The ncol command allows us to extract the data and we redirect it to a text file with name nmag.dat:

$ ncol nanodot H_ext_0 m_Py_0 > nmag.dat

Plotting the data with Gnuplot:

$ gnuplot make_comparison_plot.gnu

which uses the script in make_comparison_plot.gnu:

set term postscript eps enhanced color  
set out ‘nanodot_evo.eps’
set xlabel ‘Applied field (kA/m)’
set ylabel ‘M / M_s’
plot [-250:50] [-1.2:1.2] ‘magpar.dat’ u 2:3 ti ‘magpar’ w lp 4 , ‘nmag.dat’ u ($1/1000):2  ti ‘nmag’ w lp 3


The resulting graph is shown here:

../_images/nanodot_evo.png

and we can see that the results from nsim match those from magpar. The magnetisation configurations during the switching process are shown in the following snapshots:

nanodot-1

Magnetisation configuration for a decreasing applied field of 20 kA/m. The x-axis is increasing from left to right for this and the subsequent plots.

nanodot-2

Magnetisation configuration for a decreasing applied field of 15 kA/m.

nanodot-3

Magnetisation configuration for a decreasing applied field of 10 kA/m.

nanodot-4

Magnetisation configuration for a decreasing applied field of -30 kA/m.

nanodot-5

Magnetisation configuration for a decreasing applied field of -95 kA/m.

nanodot-6

Magnetisation configuration for a decreasing applied field of -100 kA/m.
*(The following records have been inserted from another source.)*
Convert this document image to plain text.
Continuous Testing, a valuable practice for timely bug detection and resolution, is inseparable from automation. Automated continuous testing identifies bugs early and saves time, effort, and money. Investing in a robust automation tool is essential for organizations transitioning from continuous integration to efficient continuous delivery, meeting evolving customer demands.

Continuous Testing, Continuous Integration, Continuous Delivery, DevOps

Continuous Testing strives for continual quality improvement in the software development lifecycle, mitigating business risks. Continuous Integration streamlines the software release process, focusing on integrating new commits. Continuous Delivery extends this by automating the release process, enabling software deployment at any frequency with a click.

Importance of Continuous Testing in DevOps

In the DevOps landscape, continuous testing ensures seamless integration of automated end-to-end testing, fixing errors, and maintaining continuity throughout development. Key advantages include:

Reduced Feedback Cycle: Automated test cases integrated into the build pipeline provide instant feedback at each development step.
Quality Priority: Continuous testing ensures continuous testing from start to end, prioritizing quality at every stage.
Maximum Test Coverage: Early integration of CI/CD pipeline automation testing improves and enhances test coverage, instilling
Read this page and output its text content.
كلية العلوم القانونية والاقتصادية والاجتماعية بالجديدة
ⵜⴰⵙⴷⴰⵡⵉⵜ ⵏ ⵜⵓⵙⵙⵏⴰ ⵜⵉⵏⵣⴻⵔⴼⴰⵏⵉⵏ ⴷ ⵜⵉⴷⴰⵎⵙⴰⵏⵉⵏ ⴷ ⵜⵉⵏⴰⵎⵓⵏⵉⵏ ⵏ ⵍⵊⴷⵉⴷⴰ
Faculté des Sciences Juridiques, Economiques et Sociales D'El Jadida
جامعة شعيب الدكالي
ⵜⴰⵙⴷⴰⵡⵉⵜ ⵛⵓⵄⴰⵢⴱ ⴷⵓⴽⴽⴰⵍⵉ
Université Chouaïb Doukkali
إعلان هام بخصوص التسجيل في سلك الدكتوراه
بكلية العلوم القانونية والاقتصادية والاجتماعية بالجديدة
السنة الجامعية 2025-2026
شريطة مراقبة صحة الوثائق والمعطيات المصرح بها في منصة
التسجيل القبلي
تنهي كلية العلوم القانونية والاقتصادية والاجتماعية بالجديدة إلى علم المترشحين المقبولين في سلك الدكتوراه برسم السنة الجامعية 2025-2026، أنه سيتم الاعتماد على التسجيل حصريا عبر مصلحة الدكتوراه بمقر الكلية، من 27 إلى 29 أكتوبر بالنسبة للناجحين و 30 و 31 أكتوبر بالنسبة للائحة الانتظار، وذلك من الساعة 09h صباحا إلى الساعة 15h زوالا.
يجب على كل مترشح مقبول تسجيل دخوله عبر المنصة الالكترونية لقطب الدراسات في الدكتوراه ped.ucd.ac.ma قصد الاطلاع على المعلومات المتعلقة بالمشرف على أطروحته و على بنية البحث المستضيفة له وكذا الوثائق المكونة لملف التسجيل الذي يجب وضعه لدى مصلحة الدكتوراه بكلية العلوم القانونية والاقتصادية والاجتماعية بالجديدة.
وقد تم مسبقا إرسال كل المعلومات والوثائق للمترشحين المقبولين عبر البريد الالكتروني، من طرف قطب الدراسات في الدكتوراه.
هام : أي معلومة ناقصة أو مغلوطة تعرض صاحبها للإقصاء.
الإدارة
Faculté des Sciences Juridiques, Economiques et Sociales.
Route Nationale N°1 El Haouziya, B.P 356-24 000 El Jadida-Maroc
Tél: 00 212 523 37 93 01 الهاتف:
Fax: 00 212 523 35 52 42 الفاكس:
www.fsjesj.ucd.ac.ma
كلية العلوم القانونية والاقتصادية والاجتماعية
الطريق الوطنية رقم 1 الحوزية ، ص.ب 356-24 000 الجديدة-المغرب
We see that during magnetisation reversal a vortex nucleates on the boundary of the disc when the field is sufficiently decreased from its saturation value. As the field direction is aligned with the x-axis, the vortex appears in the disc region with the largest y component, and it moves downwards towards the centre along the y-axis. With a further decrease of the applied field the vortex moves towards the opposite side of the disc with respect to the nucleation position, and it is eventually expelled when the magnetisation aligns with the field direction over all the disc.